Le dîner se prolongea plus avant que la nuit tombante où montaient les étoiles. Tout naturellement, les invités s’étaient groupés selon leurs coutumes et leurs langues.
A l’un des bouts de la table, à la gauche des variés, les Gascons fredonnaient des airs à la mode, lutinaient les filles, prenaient des poses de godelureaux, et les plus âgés, vêtus en demi-messieurs, ressemblaient à des employés ou à des fonctionnaires.
Mais, à droite, les Basques régnaient. Ils mangeaient, beaux et graves. Leurs regards allaient et venaient avec une lente majesté.

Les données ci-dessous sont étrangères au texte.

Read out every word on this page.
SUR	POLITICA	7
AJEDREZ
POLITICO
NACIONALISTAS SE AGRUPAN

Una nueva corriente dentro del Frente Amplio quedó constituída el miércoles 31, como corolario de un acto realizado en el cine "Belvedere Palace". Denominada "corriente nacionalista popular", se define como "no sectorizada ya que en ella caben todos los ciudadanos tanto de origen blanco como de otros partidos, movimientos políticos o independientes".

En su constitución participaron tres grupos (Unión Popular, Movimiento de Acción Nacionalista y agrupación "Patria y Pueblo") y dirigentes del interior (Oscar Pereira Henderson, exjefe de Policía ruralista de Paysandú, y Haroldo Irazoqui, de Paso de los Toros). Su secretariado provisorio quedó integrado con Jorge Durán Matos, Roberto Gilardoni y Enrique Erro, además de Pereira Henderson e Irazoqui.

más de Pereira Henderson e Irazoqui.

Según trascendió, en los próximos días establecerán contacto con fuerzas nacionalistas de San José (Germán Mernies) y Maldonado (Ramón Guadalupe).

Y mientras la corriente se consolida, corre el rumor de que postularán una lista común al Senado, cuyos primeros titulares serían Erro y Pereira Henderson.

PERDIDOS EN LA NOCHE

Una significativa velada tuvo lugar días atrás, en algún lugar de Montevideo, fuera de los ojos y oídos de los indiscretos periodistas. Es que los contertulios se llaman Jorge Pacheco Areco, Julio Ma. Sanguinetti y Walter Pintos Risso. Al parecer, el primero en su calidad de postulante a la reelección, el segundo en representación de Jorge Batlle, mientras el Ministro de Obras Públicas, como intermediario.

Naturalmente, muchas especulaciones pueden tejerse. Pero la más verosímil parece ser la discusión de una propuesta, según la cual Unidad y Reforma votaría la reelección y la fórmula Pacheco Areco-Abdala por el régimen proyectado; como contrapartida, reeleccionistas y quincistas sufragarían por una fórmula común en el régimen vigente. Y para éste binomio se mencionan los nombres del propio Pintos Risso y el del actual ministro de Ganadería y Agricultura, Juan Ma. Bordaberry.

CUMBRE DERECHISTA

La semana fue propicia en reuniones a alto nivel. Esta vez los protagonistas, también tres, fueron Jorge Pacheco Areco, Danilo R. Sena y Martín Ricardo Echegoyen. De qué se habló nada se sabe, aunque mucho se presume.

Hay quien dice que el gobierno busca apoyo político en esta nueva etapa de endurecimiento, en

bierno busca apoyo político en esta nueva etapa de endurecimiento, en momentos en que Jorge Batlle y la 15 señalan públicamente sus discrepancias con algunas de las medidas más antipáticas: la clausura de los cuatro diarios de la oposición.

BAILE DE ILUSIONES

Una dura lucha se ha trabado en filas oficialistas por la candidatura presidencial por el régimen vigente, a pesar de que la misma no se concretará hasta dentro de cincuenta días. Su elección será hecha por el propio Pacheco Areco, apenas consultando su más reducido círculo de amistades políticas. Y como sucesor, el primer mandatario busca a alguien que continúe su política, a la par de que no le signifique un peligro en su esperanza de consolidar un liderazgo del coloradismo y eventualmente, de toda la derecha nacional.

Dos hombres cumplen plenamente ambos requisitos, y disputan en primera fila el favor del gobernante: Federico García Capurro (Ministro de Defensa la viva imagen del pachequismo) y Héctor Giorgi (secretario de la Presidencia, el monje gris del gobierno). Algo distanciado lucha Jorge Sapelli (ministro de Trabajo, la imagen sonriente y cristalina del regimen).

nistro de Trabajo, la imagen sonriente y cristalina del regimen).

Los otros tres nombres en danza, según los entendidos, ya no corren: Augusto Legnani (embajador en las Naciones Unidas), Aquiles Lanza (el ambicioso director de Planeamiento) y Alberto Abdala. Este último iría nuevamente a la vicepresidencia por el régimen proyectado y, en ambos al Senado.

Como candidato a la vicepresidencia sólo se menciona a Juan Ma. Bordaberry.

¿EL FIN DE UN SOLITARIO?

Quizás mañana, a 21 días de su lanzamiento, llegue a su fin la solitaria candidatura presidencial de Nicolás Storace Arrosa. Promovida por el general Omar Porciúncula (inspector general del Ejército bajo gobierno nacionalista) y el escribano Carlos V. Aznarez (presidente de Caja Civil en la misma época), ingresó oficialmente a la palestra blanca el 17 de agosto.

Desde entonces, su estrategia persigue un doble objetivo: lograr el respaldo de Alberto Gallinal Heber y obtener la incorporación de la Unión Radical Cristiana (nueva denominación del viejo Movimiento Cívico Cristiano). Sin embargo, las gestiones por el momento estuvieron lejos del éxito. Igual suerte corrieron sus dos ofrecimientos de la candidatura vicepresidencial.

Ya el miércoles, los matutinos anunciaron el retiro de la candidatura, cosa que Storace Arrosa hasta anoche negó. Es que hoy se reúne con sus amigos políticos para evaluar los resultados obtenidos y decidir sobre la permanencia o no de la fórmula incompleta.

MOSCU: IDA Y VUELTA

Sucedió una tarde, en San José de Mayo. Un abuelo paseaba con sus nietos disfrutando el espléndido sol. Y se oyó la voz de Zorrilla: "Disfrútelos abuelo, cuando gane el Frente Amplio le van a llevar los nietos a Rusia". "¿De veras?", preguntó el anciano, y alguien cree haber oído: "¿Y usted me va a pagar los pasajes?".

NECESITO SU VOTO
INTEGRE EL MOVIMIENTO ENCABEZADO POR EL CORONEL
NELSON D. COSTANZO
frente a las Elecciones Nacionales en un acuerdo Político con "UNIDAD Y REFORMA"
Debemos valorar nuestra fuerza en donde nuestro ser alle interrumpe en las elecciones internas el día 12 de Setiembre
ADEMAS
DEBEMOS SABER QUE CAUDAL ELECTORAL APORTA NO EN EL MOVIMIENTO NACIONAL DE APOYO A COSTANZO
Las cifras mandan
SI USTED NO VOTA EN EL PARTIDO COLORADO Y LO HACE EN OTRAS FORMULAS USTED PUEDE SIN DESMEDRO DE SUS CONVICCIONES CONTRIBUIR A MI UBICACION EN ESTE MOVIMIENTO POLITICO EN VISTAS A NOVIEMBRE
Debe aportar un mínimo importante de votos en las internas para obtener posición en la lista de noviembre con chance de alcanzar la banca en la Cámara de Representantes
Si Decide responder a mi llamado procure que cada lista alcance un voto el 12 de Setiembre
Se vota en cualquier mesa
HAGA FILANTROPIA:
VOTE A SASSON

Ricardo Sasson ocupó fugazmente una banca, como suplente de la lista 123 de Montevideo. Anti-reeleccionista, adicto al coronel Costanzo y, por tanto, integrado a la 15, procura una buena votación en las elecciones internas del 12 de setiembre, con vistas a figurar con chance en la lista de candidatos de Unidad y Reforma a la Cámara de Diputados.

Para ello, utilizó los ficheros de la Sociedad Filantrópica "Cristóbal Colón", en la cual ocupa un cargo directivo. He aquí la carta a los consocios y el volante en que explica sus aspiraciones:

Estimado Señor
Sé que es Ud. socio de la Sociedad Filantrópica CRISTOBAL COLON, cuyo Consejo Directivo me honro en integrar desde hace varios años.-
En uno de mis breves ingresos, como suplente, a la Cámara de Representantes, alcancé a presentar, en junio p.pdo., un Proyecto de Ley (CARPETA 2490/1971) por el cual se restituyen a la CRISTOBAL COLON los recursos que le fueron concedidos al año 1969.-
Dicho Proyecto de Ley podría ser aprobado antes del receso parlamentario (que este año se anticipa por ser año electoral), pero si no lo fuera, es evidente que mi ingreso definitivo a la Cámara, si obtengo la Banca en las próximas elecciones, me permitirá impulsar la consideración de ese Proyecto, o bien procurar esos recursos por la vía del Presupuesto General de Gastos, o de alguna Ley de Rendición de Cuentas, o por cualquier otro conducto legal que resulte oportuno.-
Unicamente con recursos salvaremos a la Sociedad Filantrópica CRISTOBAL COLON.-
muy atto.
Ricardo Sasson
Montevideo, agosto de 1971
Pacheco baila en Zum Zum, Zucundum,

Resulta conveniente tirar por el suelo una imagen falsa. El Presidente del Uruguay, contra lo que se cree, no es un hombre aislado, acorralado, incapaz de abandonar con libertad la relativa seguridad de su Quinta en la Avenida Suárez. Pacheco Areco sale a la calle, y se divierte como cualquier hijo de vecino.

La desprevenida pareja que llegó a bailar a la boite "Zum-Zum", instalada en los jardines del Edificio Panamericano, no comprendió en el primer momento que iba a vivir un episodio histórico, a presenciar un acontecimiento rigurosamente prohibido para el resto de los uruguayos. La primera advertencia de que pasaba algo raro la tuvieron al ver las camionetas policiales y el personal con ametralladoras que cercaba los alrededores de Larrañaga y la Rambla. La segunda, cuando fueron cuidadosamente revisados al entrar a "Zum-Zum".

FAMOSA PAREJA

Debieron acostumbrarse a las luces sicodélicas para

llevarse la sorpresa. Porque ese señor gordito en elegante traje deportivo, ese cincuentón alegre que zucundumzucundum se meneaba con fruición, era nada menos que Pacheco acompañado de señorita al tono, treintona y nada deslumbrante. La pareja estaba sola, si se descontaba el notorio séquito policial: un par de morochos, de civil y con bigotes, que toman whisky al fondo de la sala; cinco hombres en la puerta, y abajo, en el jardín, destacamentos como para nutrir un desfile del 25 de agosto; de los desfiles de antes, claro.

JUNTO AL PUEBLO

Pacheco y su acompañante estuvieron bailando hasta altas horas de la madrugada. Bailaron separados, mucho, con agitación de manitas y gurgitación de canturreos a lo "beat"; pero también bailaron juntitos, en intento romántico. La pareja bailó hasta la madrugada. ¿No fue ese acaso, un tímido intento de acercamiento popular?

Parfois leur ménétrier se saisissait de l’instrument posé devant lui, en travers de la table, et la grange en résonnait.
Il en faisait sortir de doux gémissements, échos des âges les plus lointains. Ces airs que n’évoquaient-ils pas ? Les cris des cigales des lourds après-midi quand, vers les grottes d’Isturitz, les ancêtres chasseurs rapportaient les bêtes percées de flèches ; les plaintes de la forêt si dense que l’écureuil y pouvait circuler sans jamais effleurer le sol ; un peu plus tard, les clameurs des bergeries plaintives, la voix des pâtres qui se prolongent ; les appels angoissés des mères recherchant leurs enfants, le soir, autour des bordes ; le battement régulier des vols de palombes vers Sare, Osquich ou Lécumberry ; le cri chantant des chatards qui les guettent de la montagne en brandissant des haillons ; le mugissement des conques annonçant les beaux coups de filet ; le sanglot fou des irrintzinas ; la douceur des aveux dans le crépuscule ; l’annonciation désolée de ceux qui marquent les points au jeu de paume ; les farouches exclamations des pilotaris ; le tambourinement du sol sous les pieds ailés des danseurs aux grosses chevilles ; le rire divin de l’angelus quand la place tout entière découvre son front ; le pas cadencé des vieilles encapuchonnées qui se suivent une à une, pareilles, avec leur huppe sur les yeux, à des poules courroucées ; les hymnes de la Fête-Dieu mêlées aux ronflements des capricornes dans la brise qui courbe les moissons accablées de gloire.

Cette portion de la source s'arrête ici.